THEY HAVE A FAMILY RELATIONSHIP WITH THE UNIVERSITY
New York-born Dr. Ben-Zion Cohen, a senior lecturer in the School of Social Work, began his affiliation with the University of Haifa 30 years ago. As though to cement this relationship further, his son, Haifa-born Jonathan, also teaches here.
“The University is big enough to cause no problems by having a father in the same working place,” said the younger Cohen, a Lecturer in the Department of Communications. “In fact, very few of my colleagues know my father, as my department is relatively new.” He himself has had no difficulty in adapting to many different academic relationships. “When I was young,” Cohen explained, “University staff were friends of my father. Then when I was a student here in the B.A. Sociology Honors Program, they were my teachers. Now they are colleagues.”
Cohen pére freely admitted that he found it very pleasant to be in the same environment as his son. This is substantiated by their first joint research, on how types of communicators fare in social work, which was accepted for publication in the journal, International Social Work. Ben-Zion Cohen said that they had other joint ventures in the pipeline.
Ben-Zion Cohen made aliya in 1961, after completing his Master’s in Social Work at the University of California at Los Angeles. Having earned a B.Sc. in Religion from Columbia University and a B.R.E. from the Jewish Theological Seminary in New York, he had the proficiency in Hebrew language to enable him obtain work in his field.
“I wanted to work in the probation service,” he recalled. “I knocked on doors, and finally was offered a job in either Ashkelon or Haifa. Haifa won, and I immediately sent for my wife and daughter to join me. My first connection with the University came as a part-time adjunct instructor in the School of Social Work thirty years ago, [when the fledgling institution was a branch of the Hebrew University].
Eventually the call to an academic life took over completely, and fifteen years ago Cohen became a full-time Senior Lecturer here. “Since I first started,” he remarked, “the School [of Social Work] has grown 20 times larger.”
Many changes to the campus have, of course, occurred over this period. Not all of them are to Cohen’s taste. “I am not at all in favor of the commercial enterprise taking place,” Ben-Zion Cohen said, talking about the line of shops--a sort of mini-shopping-mall on Campus--constructed in the air space over the underground parking lot below the Main Building. His son’s reaction was the opposite. Jonathan Cohen felt it would be beneficial to both students and staff. The elder Cohen interjected that the shops already on Campus were sufficient (one multi-purpose shop covering books/computers and small items, a mini-market, and a travel agency). During the interview this was the only point of disagreement between father and son.
Ben-Zion Cohen’s main area of research concerns issues in criminology. “This country, fortunately, has not yet gone the way of the United States, where social work has little to say about criminal justice,” he commented. “Drug increase has played a major part on the Israeli criminal scene during the past ten years. In my opinion, the rehabilitation idea is still alive in Israel, and treatment programs are having some success.” At the present time, he is conducting a series of studies on people’s willingness to ask for help.

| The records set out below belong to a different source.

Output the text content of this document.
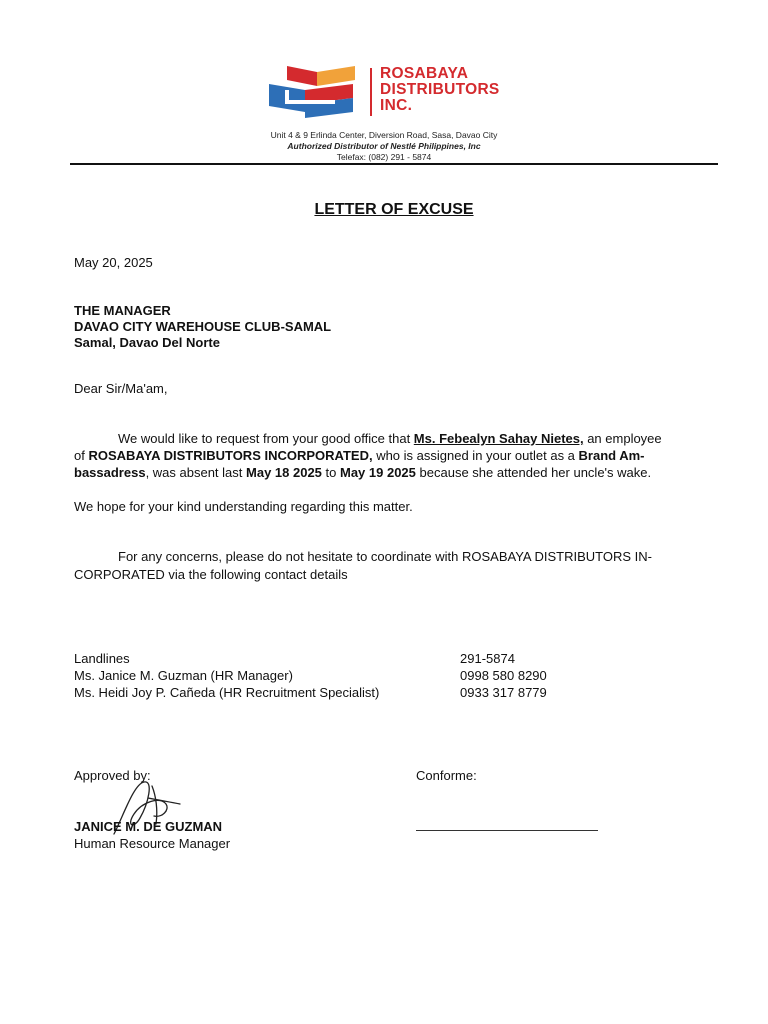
ROSABAYA
DISTRIBUTORS
INC.
Unit 4 & 9 Erlinda Center, Diversion Road, Sasa, Davao City
Authorized Distributor of Nestlé Philippines, Inc
Telefax: (082) 291 - 5874
LETTER OF EXCUSE
May 20, 2025
THE MANAGER
DAVAO CITY WAREHOUSE CLUB-SAMAL
Samal, Davao Del Norte
Dear Sir/Ma'am,
We would like to request from your good office that Ms. Febealyn Sahay Nietes, an employee
of ROSABAYA DISTRIBUTORS INCORPORATED, who is assigned in your outlet as a Brand Am-
bassadress, was absent last May 18 2025 to May 19 2025 because she attended her uncle's wake.
We hope for your kind understanding regarding this matter.
For any concerns, please do not hesitate to coordinate with ROSABAYA DISTRIBUTORS IN-
CORPORATED via the following contact details
Landlines	291-5874
Ms. Janice M. Guzman (HR Manager)	0998 580 8290
Ms. Heidi Joy P. Cañeda (HR Recruitment Specialist)	0933 317 8779
Approved by:	Conforme:
JANICE M. DE GUZMAN
Human Resource Manager
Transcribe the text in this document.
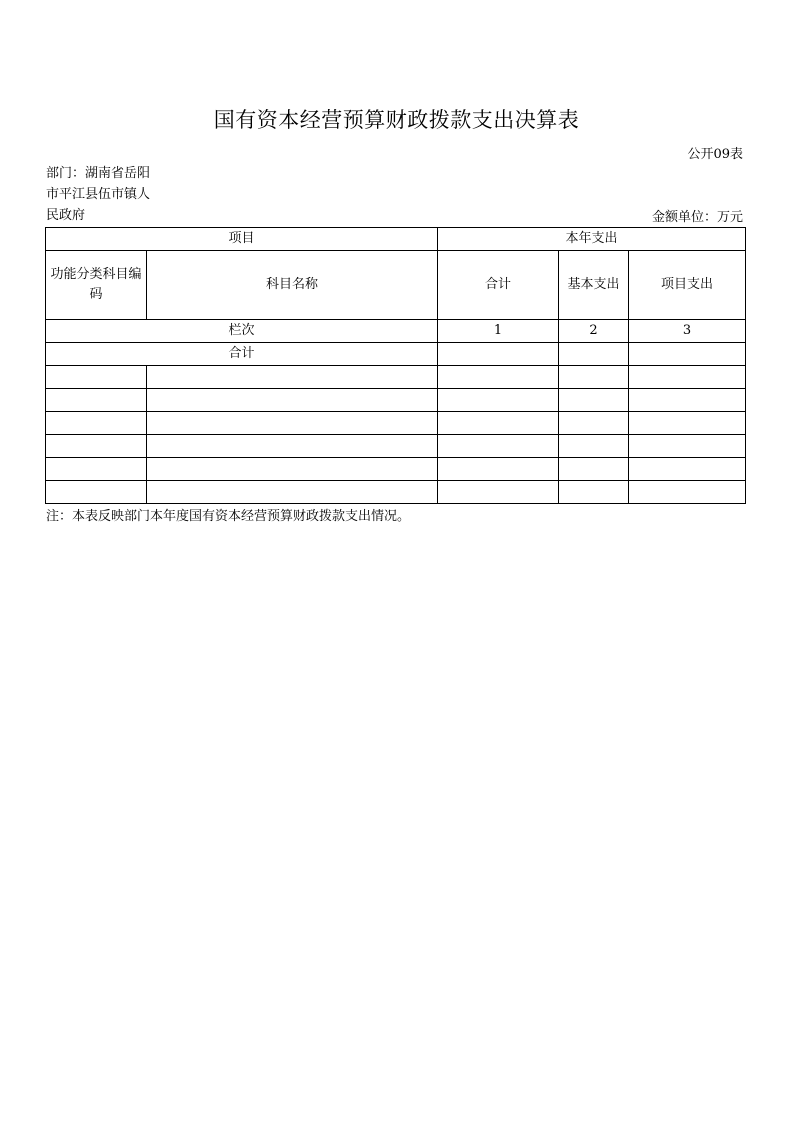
国有资本经营预算财政拨款支出决算表
公开09表
部门：湖南省岳阳市平江县伍市镇人民政府	金额单位：万元
项目		本年支出		
功能分类科目编码	科目名称	合计	基本支出	项目支出
栏次		1	2	3
合计				

注：本表反映部门本年度国有资本经营预算财政拨款支出情况。
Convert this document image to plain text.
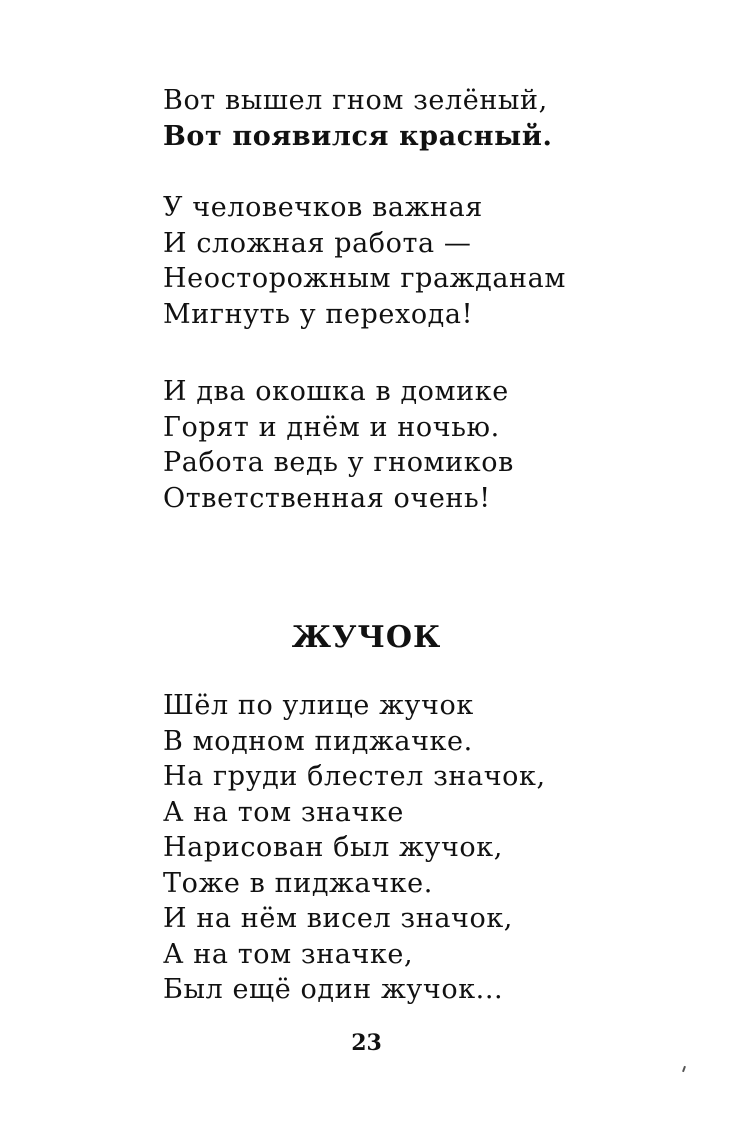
Вот вышел гном зелёный,
Вот появился красный.
У человечков важная
И сложная работа —
Неосторожным гражданам
Мигнуть у перехода!
И два окошка в домике
Горят и днём и ночью.
Работа ведь у гномиков
Ответственная очень!
ЖУЧОК
Шёл по улице жучок
В модном пиджачке.
На груди блестел значок,
А на том значке
Нарисован был жучок,
Тоже в пиджачке.
И на нём висел значок,
А на том значке,
Был ещё один жучок...
23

“Communication,” the younger Cohen pointed out, “is an academic department, not a school for learning a profession, and I make that fact very clear to my students. I research the social and psychological effects of mass communication, with special emphasis on television. The courses in the department teach students concepts that can be used in many fields, such as advertising, public relations, and media relations.”
Jonathan Cohen is now involved in three projects: research into the media of the religious community (see Focus, Spring 97), and ascertaining how youth relate to the different characters in an Israeli television “soap,” “Ramat Aviv Gimmel.” A third research is being conducted in cooperation with the Minerva Center for Youth Policy (see Focus, Winter 96/97). It is a study in progress about how patterns of television-viewing affect attitudes toward crime and criminals.
This University is not the only academic institution that has had the two Cohens, father and son, at the same time. Jonathan Cohen received his Ph.D. in Communication Theory and Research from the University of Southern California in Los Angeles. In his final year there, his father was a visiting professor in that university’s School of Social Work.